Capacidade agêntica deixou de ser diferencial e virou requisito básico entre os grandes modelos de IA. É nesse cenário que a Anthropic lançou o Claude Sonnet 5, uma versão mais poderosa e autônoma do seu modelo intermediário, com uma promessa clara: fazer trabalho de agente por um custo bem menor.
Para times de marketing, o ponto central não é o benchmark, é a economia. Quando um modelo capaz de planejar e executar tarefas fica mais barato, automações que antes não fechavam a conta passam a fazer sentido.
Neste artigo, resumimos o que a Anthropic anunciou, por que o preço é o verdadeiro recado e como aproveitar essa nova baseline de forma responsável.
O que a Anthropic lançou
Segundo o comunicado oficial da Anthropic e a cobertura da TechCrunch, o Sonnet 5 entrega desempenho próximo ao do Opus 4.8 por um custo bem menor e se torna o modelo padrão dos planos gratuito e Pro. O preço é de 2 dólares por milhão de tokens de entrada e 10 por milhão de saída até 31 de agosto, subindo depois para 3 e 15.
Nos testes citados pela empresa, o modelo melhora em raciocínio, uso de ferramentas e trabalho de conhecimento, além de reduzir comportamentos indesejados como alucinação e bajulação frente ao antecessor.

Barato o suficiente para escalar

A leitura estratégica é que o diferencial deixou de ser quem faz o melhor trabalho agêntico e passou a ser quem faz isso de forma barata e confiável.

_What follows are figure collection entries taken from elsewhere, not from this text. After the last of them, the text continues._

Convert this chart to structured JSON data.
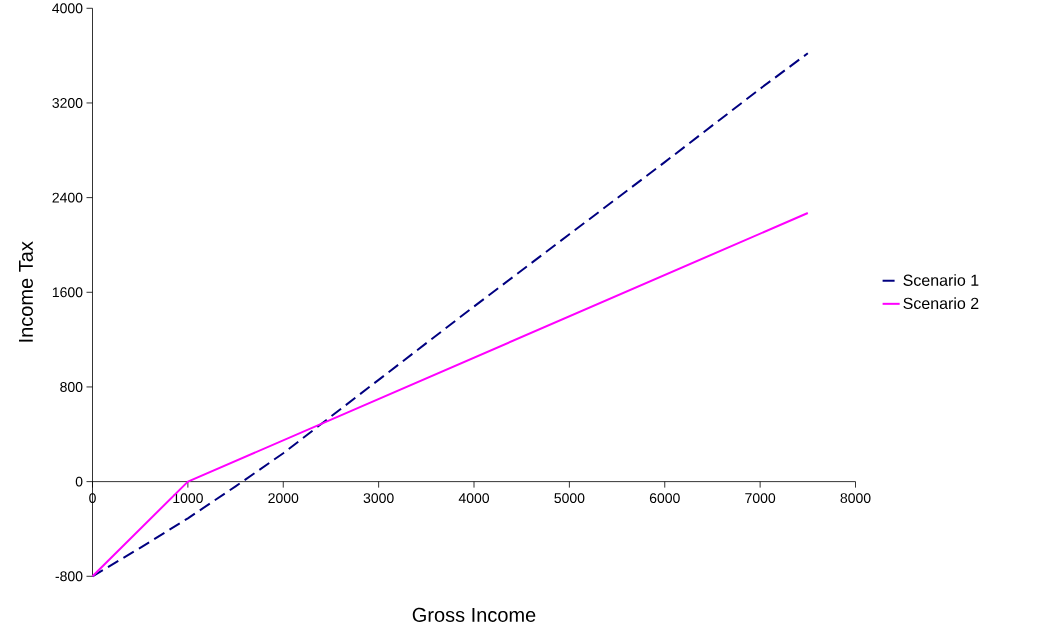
{
  "chart_data": {
    "type": "line",
    "xlabel": "Gross Income",
    "ylabel": "Income Tax",
    "xlim": [
      0,
      8000
    ],
    "xticks": [
      0,
      1000,
      2000,
      3000,
      4000,
      5000,
      6000,
      7000,
      8000
    ],
    "ylim": [
      -800,
      4000
    ],
    "yticks": [
      -800,
      0,
      800,
      1600,
      2400,
      3200,
      4000
    ],
    "legend": "right",
    "marker": "none",
    "series": [
      {
        "name": "Scenario 1",
        "color": "#000080",
        "line_style": "dashed",
        "x": [
          0,
          500,
          1000,
          1500,
          2000,
          2500,
          3000,
          4000,
          5000,
          6000,
          7000,
          7500
        ],
        "values": [
          -800,
          -560,
          -310,
          -40,
          240,
          550,
          860,
          1480,
          2090,
          2700,
          3320,
          3620
        ]
      },
      {
        "name": "Scenario 2",
        "color": "#ff00ff",
        "line_style": "solid",
        "x": [
          0,
          1000,
          7500
        ],
        "values": [
          -800,
          0,
          2270
        ]
      }
    ]
  }
}
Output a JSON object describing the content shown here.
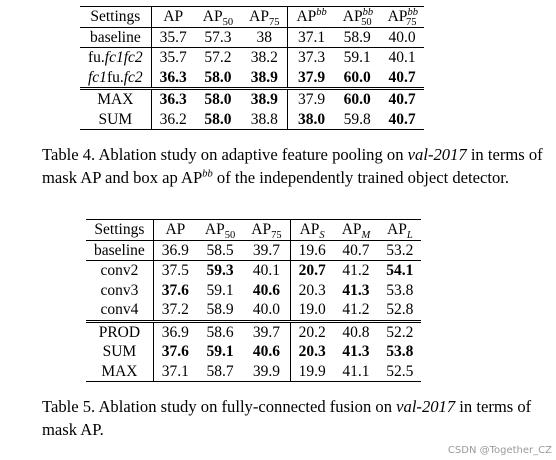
{
  "table4": {
    "header": {
      "settings": "Settings",
      "ap": "AP",
      "ap50_main": "AP",
      "ap50_sub": "50",
      "ap75_main": "AP",
      "ap75_sub": "75",
      "apbb_main": "AP",
      "apbb_sup": "bb",
      "apbb50_main": "AP",
      "apbb50_sup": "bb",
      "apbb50_sub": "50",
      "apbb75_main": "AP",
      "apbb75_sup": "bb",
      "apbb75_sub": "75"
    },
    "rows": [
      {
        "label": "baseline",
        "vals": [
          "35.7",
          "57.3",
          "38",
          "37.1",
          "58.9",
          "40.0"
        ]
      },
      {
        "label": "fu.fc1fc2",
        "vals": [
          "35.7",
          "57.2",
          "38.2",
          "37.3",
          "59.1",
          "40.1"
        ]
      },
      {
        "label": "fc1fu.fc2",
        "vals": [
          "36.3",
          "58.0",
          "38.9",
          "37.9",
          "60.0",
          "40.7"
        ]
      },
      {
        "label": "MAX",
        "vals": [
          "36.3",
          "58.0",
          "38.9",
          "37.9",
          "60.0",
          "40.7"
        ]
      },
      {
        "label": "SUM",
        "vals": [
          "36.2",
          "58.0",
          "38.8",
          "38.0",
          "59.8",
          "40.7"
        ]
      }
    ],
    "caption_label": "Table 4. Ablation study on adaptive feature pooling on ",
    "caption_italic": "val-2017",
    "caption_rest": " in terms of mask AP and box ap AP",
    "caption_sup": "bb",
    "caption_end": " of the independently trained object detector."
  },
  "table5": {
    "header": {
      "settings": "Settings",
      "ap": "AP",
      "ap50_main": "AP",
      "ap50_sub": "50",
      "ap75_main": "AP",
      "ap75_sub": "75",
      "aps_main": "AP",
      "aps_sub": "S",
      "apm_main": "AP",
      "apm_sub": "M",
      "apl_main": "AP",
      "apl_sub": "L"
    },
    "rows": [
      {
        "label": "baseline",
        "vals": [
          "36.9",
          "58.5",
          "39.7",
          "19.6",
          "40.7",
          "53.2"
        ]
      },
      {
        "label": "conv2",
        "vals": [
          "37.5",
          "59.3",
          "40.1",
          "20.7",
          "41.2",
          "54.1"
        ]
      },
      {
        "label": "conv3",
        "vals": [
          "37.6",
          "59.1",
          "40.6",
          "20.3",
          "41.3",
          "53.8"
        ]
      },
      {
        "label": "conv4",
        "vals": [
          "37.2",
          "58.9",
          "40.0",
          "19.0",
          "41.2",
          "52.8"
        ]
      },
      {
        "label": "PROD",
        "vals": [
          "36.9",
          "58.6",
          "39.7",
          "20.2",
          "40.8",
          "52.2"
        ]
      },
      {
        "label": "SUM",
        "vals": [
          "37.6",
          "59.1",
          "40.6",
          "20.3",
          "41.3",
          "53.8"
        ]
      },
      {
        "label": "MAX",
        "vals": [
          "37.1",
          "58.7",
          "39.9",
          "19.9",
          "41.1",
          "52.5"
        ]
      }
    ],
    "caption_label": "Table 5. Ablation study on fully-connected fusion on ",
    "caption_italic": "val-2017",
    "caption_rest": " in terms of mask AP."
  },
  "watermark": "CSDN @Together_CZ"
}
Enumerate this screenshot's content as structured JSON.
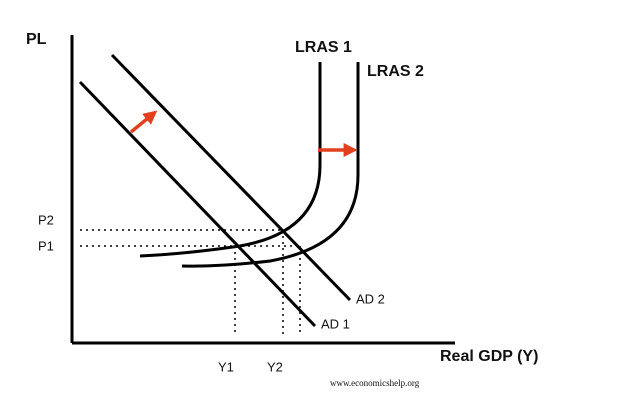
{
  "axes": {
    "y_label": "PL",
    "x_label": "Real GDP (Y)"
  },
  "curves": [
    {
      "label": "LRAS 1"
    },
    {
      "label": "LRAS 2"
    },
    {
      "label": "AD 1"
    },
    {
      "label": "AD 2"
    }
  ],
  "y_levels": [
    "P2",
    "P1"
  ],
  "x_levels": [
    "Y1",
    "Y2"
  ],
  "source": "www.economicshelp.org"
}
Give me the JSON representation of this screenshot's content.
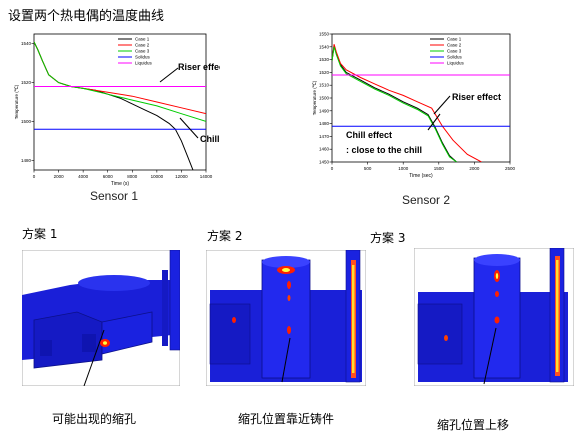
{
  "page_title": "设置两个热电偶的温度曲线",
  "colors": {
    "case1": "#000000",
    "case2": "#ff0000",
    "case3": "#00cc00",
    "solidus": "#0000ff",
    "liquidus": "#ff00ff",
    "annotation_arrow": "#000000",
    "casting_blue": "#1020e0",
    "hotspot_red": "#ff2000",
    "hotspot_yellow": "#ffff40"
  },
  "chart_data": [
    {
      "type": "line",
      "id": "sensor1",
      "caption": "Sensor 1",
      "xlabel": "Time (s)",
      "ylabel": "Temperature (℃)",
      "xlim": [
        0,
        14000
      ],
      "ylim": [
        1475,
        1545
      ],
      "xticks": [
        0,
        2000,
        4000,
        6000,
        8000,
        10000,
        12000,
        14000
      ],
      "yticks": [
        1480,
        1500,
        1520,
        1540
      ],
      "ytick_labels": [
        "1480",
        "1500",
        "1520",
        "1540"
      ],
      "legend": [
        "Case 1",
        "Case 2",
        "Case 3",
        "Solidus",
        "Liquidus"
      ],
      "legend_position": "top-right",
      "annotations": [
        "Riser effect",
        "Chill effect"
      ],
      "series": [
        {
          "name": "Case 1",
          "x": [
            0,
            300,
            700,
            1200,
            2000,
            3000,
            4000,
            5000,
            6000,
            7000,
            8000,
            9000,
            10000,
            11000,
            11500,
            12000,
            12500,
            13000
          ],
          "y": [
            1541,
            1537,
            1531,
            1524,
            1520,
            1518,
            1517,
            1516,
            1514,
            1512,
            1509,
            1506,
            1503,
            1499,
            1496,
            1490,
            1482,
            1474
          ]
        },
        {
          "name": "Case 2",
          "x": [
            0,
            300,
            700,
            1200,
            2000,
            3000,
            4000,
            6000,
            8000,
            10000,
            12000,
            14000
          ],
          "y": [
            1541,
            1537,
            1531,
            1524,
            1520,
            1518,
            1517,
            1515,
            1513,
            1510,
            1507,
            1504
          ]
        },
        {
          "name": "Case 3",
          "x": [
            0,
            300,
            700,
            1200,
            2000,
            3000,
            4000,
            6000,
            8000,
            10000,
            12000,
            14000
          ],
          "y": [
            1541,
            1537,
            1531,
            1524,
            1520,
            1518,
            1517,
            1514,
            1511,
            1508,
            1504,
            1500
          ]
        },
        {
          "name": "Solidus",
          "x": [
            0,
            14000
          ],
          "y": [
            1496,
            1496
          ]
        },
        {
          "name": "Liquidus",
          "x": [
            0,
            14000
          ],
          "y": [
            1518,
            1518
          ]
        }
      ]
    },
    {
      "type": "line",
      "id": "sensor2",
      "caption": "Sensor 2",
      "xlabel": "Time (sec)",
      "ylabel": "Temperature (℃)",
      "xlim": [
        0,
        2500
      ],
      "ylim": [
        1450,
        1550
      ],
      "xticks": [
        0,
        500,
        1000,
        1500,
        2000,
        2500
      ],
      "yticks": [
        1450,
        1460,
        1470,
        1480,
        1490,
        1500,
        1510,
        1520,
        1530,
        1540,
        1550
      ],
      "ytick_labels": [
        "1450",
        "1460",
        "1470",
        "1480",
        "1490",
        "1500",
        "1510",
        "1520",
        "1530",
        "1540",
        "1550"
      ],
      "legend": [
        "Case 1",
        "Case 2",
        "Case 3",
        "Solidus",
        "Liquidus"
      ],
      "legend_position": "top-right",
      "annotations": [
        "Riser effect",
        "Chill effect",
        ": close to the chill"
      ],
      "series": [
        {
          "name": "Case 1",
          "x": [
            0,
            30,
            60,
            120,
            200,
            400,
            600,
            800,
            1000,
            1200,
            1350,
            1450,
            1550,
            1650,
            1750
          ],
          "y": [
            1529,
            1541,
            1535,
            1526,
            1520,
            1514,
            1508,
            1503,
            1497,
            1492,
            1487,
            1477,
            1465,
            1455,
            1450
          ]
        },
        {
          "name": "Case 2",
          "x": [
            0,
            30,
            60,
            120,
            200,
            400,
            600,
            800,
            1000,
            1200,
            1400,
            1550,
            1700,
            1900,
            2100
          ],
          "y": [
            1529,
            1542,
            1536,
            1527,
            1522,
            1516,
            1511,
            1506,
            1502,
            1497,
            1492,
            1478,
            1467,
            1456,
            1450
          ]
        },
        {
          "name": "Case 3",
          "x": [
            0,
            30,
            60,
            120,
            200,
            400,
            600,
            800,
            1000,
            1200,
            1350,
            1450,
            1550,
            1650,
            1750
          ],
          "y": [
            1529,
            1540,
            1534,
            1525,
            1519,
            1513,
            1507,
            1502,
            1496,
            1491,
            1486,
            1476,
            1464,
            1454,
            1450
          ]
        },
        {
          "name": "Solidus",
          "x": [
            0,
            2500
          ],
          "y": [
            1478,
            1478
          ]
        },
        {
          "name": "Liquidus",
          "x": [
            0,
            2500
          ],
          "y": [
            1518,
            1518
          ]
        }
      ]
    }
  ],
  "schemes": [
    {
      "label": "方案 1",
      "caption": "可能出现的缩孔",
      "icon": "casting-shrinkage-sim-1"
    },
    {
      "label": "方案 2",
      "caption": "缩孔位置靠近铸件",
      "icon": "casting-shrinkage-sim-2"
    },
    {
      "label": "方案 3",
      "caption": "缩孔位置上移",
      "icon": "casting-shrinkage-sim-3"
    }
  ]
}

Isso conversa com o que discutimos sobre agentes de IA, MCP e governança: capacidade sem controle não escala.
O que muda para o marketing
| Dimensão | Antes | Com Sonnet 5 |
|---|---|---|
| Custo de automação | Alto, limitava o uso | Menor, viabiliza mais casos |
| Autonomia | Exigia modelo caro | Disponível no modelo padrão |
| Qualidade | Concentrada no topo | Próxima do topo em escala |
| Foco da decisão | Capacidade | Custo e confiabilidade |
Como aproveitar com responsabilidade
“faz planos, usa ferramentas como navegadores e terminais e roda sozinho”
Anthropic, sobre o Claude Sonnet 5
Custo menor convida a automatizar mais, mas o cuidado precisa acompanhar. Definir limites, revisar saídas e medir resultado de negócio evita que a economia vire retrabalho. É o mesmo princípio que aplicamos ao marketing agêntico.
- Mapear tarefas repetitivas de marketing que hoje não compensavam automatizar.
- Começar por fluxos de baixo risco e medir qualidade antes de escalar.
- Definir revisão humana e limites claros para as ações do agente.
- Medir o retorno pela redução de custo e pelo resultado de negócio.
Perguntas frequentes
O que é o Claude Sonnet 5?
É a nova versão do modelo intermediário da Anthropic, mais agêntica e mais barata, com desempenho próximo ao do Opus 4.8 e foco em rodar agentes a menor custo.
Quanto custa o Sonnet 5?
São 2 dólares por milhão de tokens de entrada e 10 por milhão de saída até 31 de agosto, subindo depois para 3 e 15 por milhão.
Por que o preço é tão importante?
Porque torna viável automatizar tarefas que antes não compensavam. O diferencial passa a ser fazer trabalho agêntico de forma barata e confiável.
O Sonnet 5 substitui o Opus?
Não. O Opus segue melhor para as tarefas mais difíceis, mas o Sonnet 5 oferece qualidade próxima a um custo menor, ideal para escala.
Como usar isso no marketing com segurança?
Começando por fluxos de baixo risco, com revisão humana, limites claros e medição de resultado, para que a economia não vire retrabalho.